FACTBOX: Japan's mid-term emission cut scenarios
(Reuters) - Japan's top climate policy advisory panel published on Thursday six scenarios as a basis to decide a national greenhouse gas emissions target to 2020, to be announced by June.
Japan argues that because it is so energy efficient already, it will be more expensive to meet the same emissions-cutting target of other rich countries.
A working group of experts will make a final proposal by early April at the latest.
"We're not recommending any of the six scenarios yet. They are a basis of further discussions," the working group's chairman and former Bank of Japan governor Toshihiko Fukui told a news conference.
While pledging to cut emissions by 60-80 percent from current levels by 2050, Japan has stopped short of a 2020 goal.

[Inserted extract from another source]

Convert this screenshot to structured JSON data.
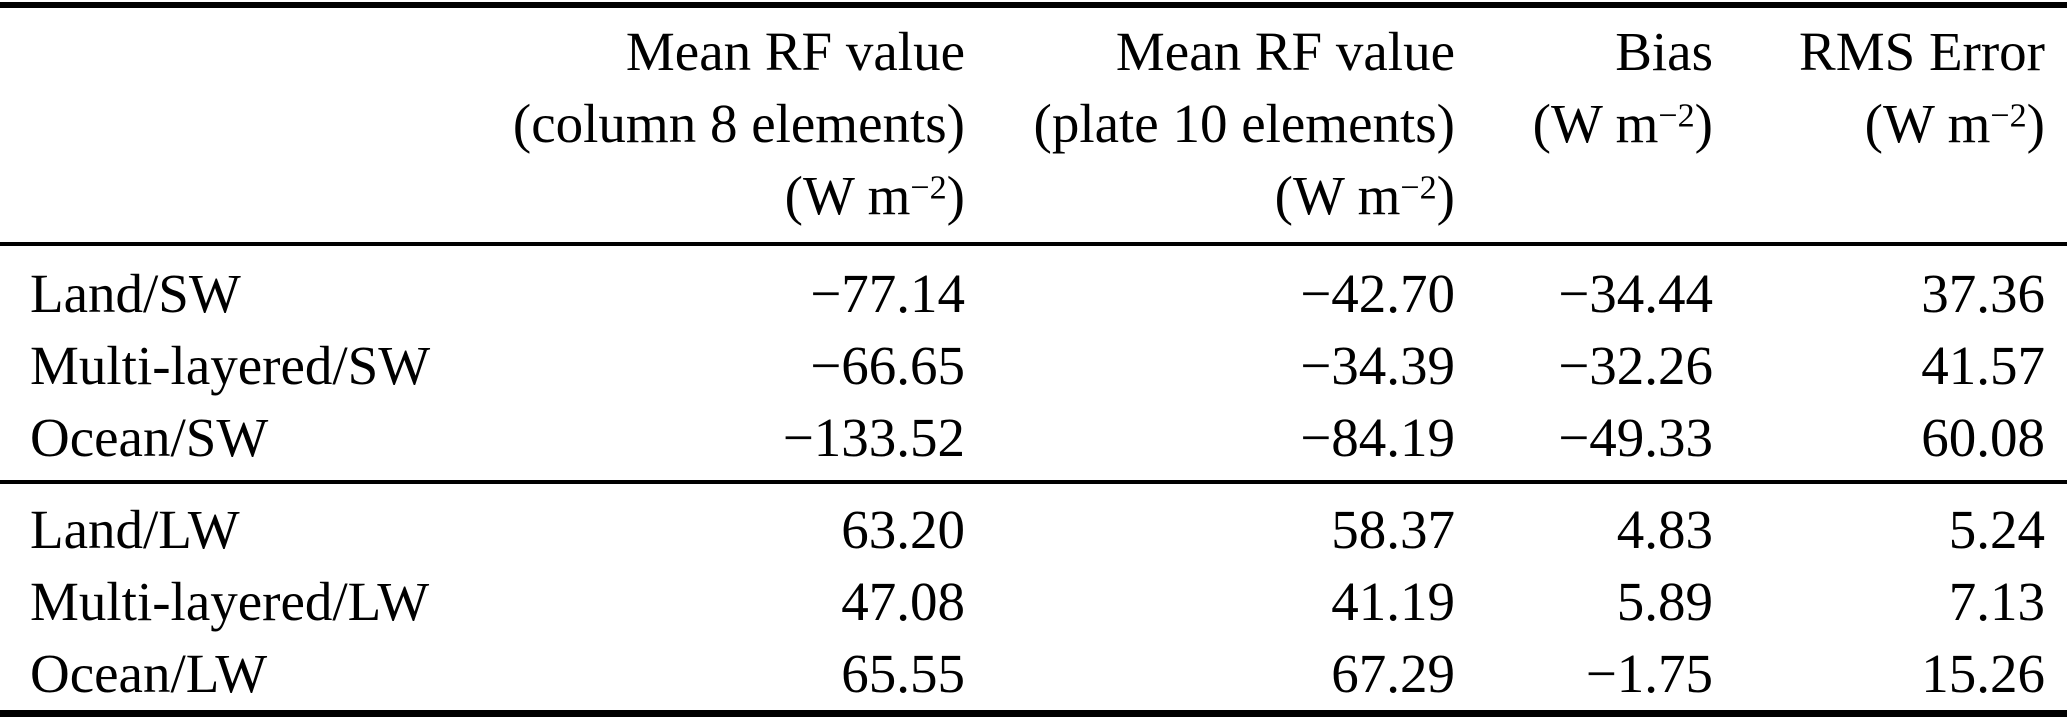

Following are the six preliminary scenarios for further discussions, based on an assumption that Japan's real gross domestic product grows by 1.6 percent a year on average by 2020:
1) Under current trends of corporate investment in energy efficiency carbon emissions rise by 6 percent versus 1990. Clean energy sources, excluding nuclear energy, would account for 4 percent of primary energy supply.

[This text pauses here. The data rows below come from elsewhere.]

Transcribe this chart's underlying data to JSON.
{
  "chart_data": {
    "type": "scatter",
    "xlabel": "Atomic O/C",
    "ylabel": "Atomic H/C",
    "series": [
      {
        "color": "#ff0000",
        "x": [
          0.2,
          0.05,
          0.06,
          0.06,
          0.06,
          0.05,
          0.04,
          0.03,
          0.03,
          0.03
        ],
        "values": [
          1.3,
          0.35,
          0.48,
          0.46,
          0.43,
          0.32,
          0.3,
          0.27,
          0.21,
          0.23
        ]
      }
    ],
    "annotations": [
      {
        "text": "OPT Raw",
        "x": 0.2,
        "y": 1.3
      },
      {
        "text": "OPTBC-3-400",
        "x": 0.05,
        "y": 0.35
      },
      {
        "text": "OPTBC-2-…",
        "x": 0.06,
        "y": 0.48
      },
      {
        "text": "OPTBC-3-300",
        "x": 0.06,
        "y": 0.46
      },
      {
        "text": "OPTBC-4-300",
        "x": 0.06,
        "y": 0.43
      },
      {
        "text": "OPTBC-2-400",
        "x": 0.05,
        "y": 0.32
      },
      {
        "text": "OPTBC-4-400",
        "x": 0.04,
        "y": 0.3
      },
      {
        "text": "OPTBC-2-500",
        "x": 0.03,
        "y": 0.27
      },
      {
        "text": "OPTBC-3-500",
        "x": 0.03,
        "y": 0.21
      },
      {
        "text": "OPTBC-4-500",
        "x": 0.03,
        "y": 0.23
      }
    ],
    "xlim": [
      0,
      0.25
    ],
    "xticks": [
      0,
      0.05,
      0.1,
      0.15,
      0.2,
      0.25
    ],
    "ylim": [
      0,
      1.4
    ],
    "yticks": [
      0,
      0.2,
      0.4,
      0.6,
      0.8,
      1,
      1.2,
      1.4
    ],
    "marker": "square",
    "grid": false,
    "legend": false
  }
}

2) If the corporate sector voluntarily applies the most advanced, energy efficient technologies, carbon emissions fall by 4-5 percent from 1990. The share of renewable energy sources is 7-8 percent.
3) If Japan matches the investment that the EU will have to make to cut its greenhouse gas emissions by 20 percent by 2020 from 1990 levels, Japan's carbon emissions rise by 0-7 percent
4) If Japan matches the investment all rich countries would make under a joint goal to cut emissions by 25 percent, its emissions would fall by 1-12 percent by 2020.
5) If Japan spends as much as a proportion of gross domestic product as other rich nations to meet a common 25 percent goal, its emissions would fall by 16-17 percent. Renewable energy would reach about 10 percent.
6) If Japan cut its emissions by 25 percent, the same as other rich countries, that would require a jump in the renewable energy share to 13 percent.